For the shows in the Ziggo Dome, do you mainly fall back on your old work?
Acda: “If you have been away for so long and return, people want to hear about it. Then we don’t first play unknown work for half an hour and then do what people come for. Moreover, they haven’t even had time to get to know our new work yet.”
De Munnik: “There is something special going on with the visitors. We expected a kind of Top 2000 audience, but a surprising number of young people came. They couldn’t have actually seen us before, because they were only about ten years old when we said goodbye. They probably heard our music in the car with their parents on the way to France.”
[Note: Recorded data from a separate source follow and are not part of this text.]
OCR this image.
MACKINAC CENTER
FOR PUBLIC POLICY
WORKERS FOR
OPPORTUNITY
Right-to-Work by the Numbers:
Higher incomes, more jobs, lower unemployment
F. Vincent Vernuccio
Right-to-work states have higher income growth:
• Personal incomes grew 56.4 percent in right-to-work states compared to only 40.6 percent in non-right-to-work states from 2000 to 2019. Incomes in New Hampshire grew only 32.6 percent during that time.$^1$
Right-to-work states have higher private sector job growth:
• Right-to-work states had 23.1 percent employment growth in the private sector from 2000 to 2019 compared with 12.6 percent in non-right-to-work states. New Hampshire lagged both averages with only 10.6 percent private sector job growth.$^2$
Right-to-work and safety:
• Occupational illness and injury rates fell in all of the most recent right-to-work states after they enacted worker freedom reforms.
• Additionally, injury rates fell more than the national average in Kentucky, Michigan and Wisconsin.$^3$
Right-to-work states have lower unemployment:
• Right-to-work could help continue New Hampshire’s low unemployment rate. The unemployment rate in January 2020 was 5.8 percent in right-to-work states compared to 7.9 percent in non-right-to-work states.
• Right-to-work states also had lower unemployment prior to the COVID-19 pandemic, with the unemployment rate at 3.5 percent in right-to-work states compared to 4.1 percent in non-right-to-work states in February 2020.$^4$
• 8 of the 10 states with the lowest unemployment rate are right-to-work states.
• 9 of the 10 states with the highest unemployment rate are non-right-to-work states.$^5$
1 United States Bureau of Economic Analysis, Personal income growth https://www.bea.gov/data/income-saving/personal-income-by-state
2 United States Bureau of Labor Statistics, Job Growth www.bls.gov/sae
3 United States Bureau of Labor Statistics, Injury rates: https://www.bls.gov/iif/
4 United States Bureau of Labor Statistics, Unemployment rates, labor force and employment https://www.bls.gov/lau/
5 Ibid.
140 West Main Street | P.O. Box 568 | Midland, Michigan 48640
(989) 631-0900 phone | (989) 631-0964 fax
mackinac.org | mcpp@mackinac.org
Acda: “The fact that young people want to come to us is hopeful. I think what we have experienced since we got back together is a feast of surprises. With six Ziggo Dome. Afterwards I say: why didn’t we do nine?”
De Munnik: “Maybe we can do even more next year. Let’s see how you like it first. Although we have played at festivals, we have never given our own show in a venue of this size. I think Carré was our largest room.”
Acda: “We practiced with The Streamers in the Gelredome last weekend. Compared to that, the Ziggo Dome is not too bad.”
Eight year break
In March this year, Thomas Acda and Paul de Munnik announced that they are back as Acda and de Munnik. The two met in 1989 at the Art Academy and made their first theater program in 1995. Acda and de Munnik were a hit with the general public and had hits like Not or never been, It’s raining sun rays, When the fire is out in The Captain part II.
Their collaboration ended in 2015, De Munnik thought it was a nice thing. Both musicians did solo work and other projects, including their participation in the musician collective The Streamers. Their comeback led to six sold-out shows in the Ziggo Dome, the last three of which are in December. Their new album AEDM will be released on Thursday evening, right before the first concert.